Garrawarla will enable astronomers to process in excess of 30 PB of MWA telescope data using Pawsey infrastructure. “Garrawarla” means spider in the language of the Wajarri people, whose land the Murchison Radio-astronomy Observatory is on. The 546 teraflops (peak) system offers GPU capabilities to power computational work, machine learning workflows and data analytics, all in support of accelerating astronomy research.

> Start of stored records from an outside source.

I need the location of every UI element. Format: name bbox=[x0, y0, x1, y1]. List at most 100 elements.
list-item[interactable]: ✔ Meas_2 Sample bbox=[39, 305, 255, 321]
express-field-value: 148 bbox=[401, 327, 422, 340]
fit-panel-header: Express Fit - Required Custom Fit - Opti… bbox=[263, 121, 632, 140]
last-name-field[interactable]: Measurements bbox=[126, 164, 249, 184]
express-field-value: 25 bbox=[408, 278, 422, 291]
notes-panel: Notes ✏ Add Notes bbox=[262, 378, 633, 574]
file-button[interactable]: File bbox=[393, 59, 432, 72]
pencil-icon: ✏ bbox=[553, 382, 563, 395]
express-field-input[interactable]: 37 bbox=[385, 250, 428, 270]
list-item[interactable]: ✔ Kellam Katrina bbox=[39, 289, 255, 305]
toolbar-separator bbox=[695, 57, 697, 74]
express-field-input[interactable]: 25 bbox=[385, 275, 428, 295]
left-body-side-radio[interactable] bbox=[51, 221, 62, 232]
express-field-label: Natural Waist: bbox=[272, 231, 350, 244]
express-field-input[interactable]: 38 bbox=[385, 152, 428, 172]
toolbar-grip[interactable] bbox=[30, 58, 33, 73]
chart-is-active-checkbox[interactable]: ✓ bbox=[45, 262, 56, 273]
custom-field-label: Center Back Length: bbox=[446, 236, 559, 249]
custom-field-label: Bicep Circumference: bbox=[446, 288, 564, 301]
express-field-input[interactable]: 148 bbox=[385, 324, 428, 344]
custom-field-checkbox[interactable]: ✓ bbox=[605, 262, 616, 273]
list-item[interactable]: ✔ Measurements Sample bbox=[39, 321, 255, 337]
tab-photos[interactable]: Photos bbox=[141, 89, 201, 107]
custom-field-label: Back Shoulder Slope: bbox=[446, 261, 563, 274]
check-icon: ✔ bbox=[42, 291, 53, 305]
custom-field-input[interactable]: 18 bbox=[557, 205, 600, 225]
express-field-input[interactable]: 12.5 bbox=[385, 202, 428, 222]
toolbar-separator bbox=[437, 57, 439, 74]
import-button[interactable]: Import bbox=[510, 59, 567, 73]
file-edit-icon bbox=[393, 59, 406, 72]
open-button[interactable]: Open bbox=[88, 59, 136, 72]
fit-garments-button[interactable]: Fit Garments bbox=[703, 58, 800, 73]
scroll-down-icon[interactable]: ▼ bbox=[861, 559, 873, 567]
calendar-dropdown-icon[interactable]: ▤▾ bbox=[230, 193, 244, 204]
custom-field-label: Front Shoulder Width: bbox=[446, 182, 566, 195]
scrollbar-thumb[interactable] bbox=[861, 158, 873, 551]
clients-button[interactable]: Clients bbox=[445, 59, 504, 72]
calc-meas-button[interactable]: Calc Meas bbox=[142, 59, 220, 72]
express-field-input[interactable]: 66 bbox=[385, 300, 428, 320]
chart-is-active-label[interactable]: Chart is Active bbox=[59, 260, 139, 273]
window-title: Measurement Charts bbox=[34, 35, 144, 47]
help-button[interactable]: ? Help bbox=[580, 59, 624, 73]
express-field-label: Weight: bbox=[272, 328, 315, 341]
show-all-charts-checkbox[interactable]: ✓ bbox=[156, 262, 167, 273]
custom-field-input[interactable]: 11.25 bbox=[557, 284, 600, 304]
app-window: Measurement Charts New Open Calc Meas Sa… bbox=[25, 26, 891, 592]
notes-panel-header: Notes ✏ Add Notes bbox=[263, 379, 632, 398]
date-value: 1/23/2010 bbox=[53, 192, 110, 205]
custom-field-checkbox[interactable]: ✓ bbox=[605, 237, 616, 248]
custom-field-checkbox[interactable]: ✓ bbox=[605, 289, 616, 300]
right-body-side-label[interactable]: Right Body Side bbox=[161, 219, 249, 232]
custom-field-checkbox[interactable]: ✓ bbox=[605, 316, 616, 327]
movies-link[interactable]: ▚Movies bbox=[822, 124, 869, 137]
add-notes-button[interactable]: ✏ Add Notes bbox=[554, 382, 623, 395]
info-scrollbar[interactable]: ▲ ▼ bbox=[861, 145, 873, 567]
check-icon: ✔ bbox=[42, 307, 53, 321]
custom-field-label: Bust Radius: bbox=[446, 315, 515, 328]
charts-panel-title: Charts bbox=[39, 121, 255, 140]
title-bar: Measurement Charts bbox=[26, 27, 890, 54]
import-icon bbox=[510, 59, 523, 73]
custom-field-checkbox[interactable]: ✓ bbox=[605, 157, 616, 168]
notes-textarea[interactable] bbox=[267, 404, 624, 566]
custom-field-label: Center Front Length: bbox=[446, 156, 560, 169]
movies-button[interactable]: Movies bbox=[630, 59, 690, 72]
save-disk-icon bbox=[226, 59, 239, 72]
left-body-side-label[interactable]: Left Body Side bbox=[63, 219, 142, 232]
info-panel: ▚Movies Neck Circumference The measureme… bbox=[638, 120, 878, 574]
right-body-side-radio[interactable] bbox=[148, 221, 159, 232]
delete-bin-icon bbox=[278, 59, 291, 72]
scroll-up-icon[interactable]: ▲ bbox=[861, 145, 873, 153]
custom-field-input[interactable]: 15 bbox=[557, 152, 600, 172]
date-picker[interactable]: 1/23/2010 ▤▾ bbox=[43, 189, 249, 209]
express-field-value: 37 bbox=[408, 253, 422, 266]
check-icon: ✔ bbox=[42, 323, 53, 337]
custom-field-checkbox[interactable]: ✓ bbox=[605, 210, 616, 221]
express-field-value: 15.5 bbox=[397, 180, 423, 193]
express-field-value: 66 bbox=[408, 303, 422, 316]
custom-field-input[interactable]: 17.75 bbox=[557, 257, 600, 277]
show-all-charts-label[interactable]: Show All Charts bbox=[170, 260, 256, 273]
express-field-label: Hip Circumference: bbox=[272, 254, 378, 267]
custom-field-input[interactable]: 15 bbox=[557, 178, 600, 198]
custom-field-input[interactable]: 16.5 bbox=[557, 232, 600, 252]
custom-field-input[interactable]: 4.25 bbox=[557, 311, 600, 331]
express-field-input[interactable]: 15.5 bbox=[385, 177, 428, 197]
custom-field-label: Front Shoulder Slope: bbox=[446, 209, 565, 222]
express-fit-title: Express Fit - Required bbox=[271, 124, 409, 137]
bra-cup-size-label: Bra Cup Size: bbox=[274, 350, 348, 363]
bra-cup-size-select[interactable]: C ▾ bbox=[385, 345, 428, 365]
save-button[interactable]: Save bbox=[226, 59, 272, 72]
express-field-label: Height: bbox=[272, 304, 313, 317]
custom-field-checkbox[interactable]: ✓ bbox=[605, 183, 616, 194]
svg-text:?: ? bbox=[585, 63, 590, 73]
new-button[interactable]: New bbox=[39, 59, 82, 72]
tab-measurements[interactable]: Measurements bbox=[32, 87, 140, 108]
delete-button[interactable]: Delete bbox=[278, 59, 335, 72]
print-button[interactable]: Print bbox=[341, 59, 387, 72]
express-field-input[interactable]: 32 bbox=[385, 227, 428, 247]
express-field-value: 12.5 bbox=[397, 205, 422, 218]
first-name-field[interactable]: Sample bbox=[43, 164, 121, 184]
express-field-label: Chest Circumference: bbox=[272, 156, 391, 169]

Garrawarla spans 78 HPE XL190 Gen10 server nodes, each equipped with two Intel Xeon 6230 Cascade Lake processors (2Ă—20 cores running at 2.1 GHz) and a single Nvidia V100 GPU with 32 GB of high-bandwidth memory, plus 960 GB of local NVMe storage and 384 GB of main memory. Housed within two racks, nodes are connected by HDR100 InfiniBand.
Software experts are facilitating the transfer of MWA workloads over to the new cluster, which will support researchers from 20 organizations across five countries, according to MWA Director Professor Melanie Johnston-Hollitt.

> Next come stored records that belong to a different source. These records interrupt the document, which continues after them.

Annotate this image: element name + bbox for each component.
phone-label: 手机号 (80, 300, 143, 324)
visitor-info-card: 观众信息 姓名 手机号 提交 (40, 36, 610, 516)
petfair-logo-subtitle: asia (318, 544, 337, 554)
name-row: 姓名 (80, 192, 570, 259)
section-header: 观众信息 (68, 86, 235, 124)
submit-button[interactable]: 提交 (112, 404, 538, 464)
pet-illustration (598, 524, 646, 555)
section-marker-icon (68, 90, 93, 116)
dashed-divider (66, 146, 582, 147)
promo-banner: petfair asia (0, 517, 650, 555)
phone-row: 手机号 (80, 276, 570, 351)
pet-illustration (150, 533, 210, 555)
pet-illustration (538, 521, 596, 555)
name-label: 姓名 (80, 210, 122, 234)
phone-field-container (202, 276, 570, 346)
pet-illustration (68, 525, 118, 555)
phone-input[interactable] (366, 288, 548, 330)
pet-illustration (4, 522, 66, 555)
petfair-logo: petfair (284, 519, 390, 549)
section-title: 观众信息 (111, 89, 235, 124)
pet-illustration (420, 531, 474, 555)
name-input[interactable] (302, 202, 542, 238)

“The MWA collects a petabyte of data a month, and we’ve already archived over 30 petabytes of data at Pawsey,” said Johnston-Hollitt. “Having a dedicated system means that we can work with Pawsey to finetune the system and maximise the efficiency of our workflows. Garrawarla and Pawsey’s expertise will accelerate our investigation and processing of this data, helping us to reveal more about the origins and structure of the Universe.”
Early adopters are benefiting from faster processing capability, noting speedups of two to eight times versus a previous HPC resource.
CSIRO has also contracted with HPE to procure beefier ingest nodes for the Australian Square Kilometre Array Pathfinder (ASKAP) project at a cost of $1 million.
Sixteen ASKAP ingest nodes are being replaced to meet the torrents of data coming off the telescopes. In the coming months, HPE will provide 18 data ingest nodes (16 plus two spares), powered by single AMD Epyc 7402P “Rome” processor (24 cores, operating at 2.8 Ghz). Three additional general purpose nodes, using the same AMD SKUs, will be available for running support services. A dedicated ClusterStor E1000 Lustre Appliance will provide approximately half a petabyte of NVMe storage, capable of 160 Gbps read and 120 Gbps write performance.
“The ASKAP ingest nodes are one of the most critical components of the pipeline between ASKAP and the Pawsey data store, which houses the telescope’s final data products,” reports Pawsey. “The nodes are responsible for receiving data in real time from the correlators located at CSIRO’s Murchison Radio-astronomy Observatory (MRO) in the Mid West region of Western Australia, and writing the data to disk for processing on Pawsey’s Galaxy supercomputer.”
Garrawarla will take some of the load off of Galaxy, Pawsey’s real-time supercomputing system dedicated to radio astronomy.
The larger $70 million HPC refresh project is being carried out as a series of upgrades to Pawsey’s supercomputing infrastructure. The funding follows a $80 million investment made in 2009 to establish a petascale supercomputing facility.
Current systems Magnus (a Cray XC40) and Galaxy (a Cray XC30) will be transitioned over to an exponentially more powerful next-generation Pawsey supercomputer in two phases. Phase one is scheduled to become operational this year, and a larger phase two expansion is on track to be deployed in mid-2022.
Investments are also being made in remote visualization, network interconnect, long-term storage and cloud high-throughput computing (as laid out in this PDF).
Pawsey leaders see Garrawarla and the ASKAP ingest nodes as major milestones that reflect the soaring data processing demands of advanced astronomical instruments.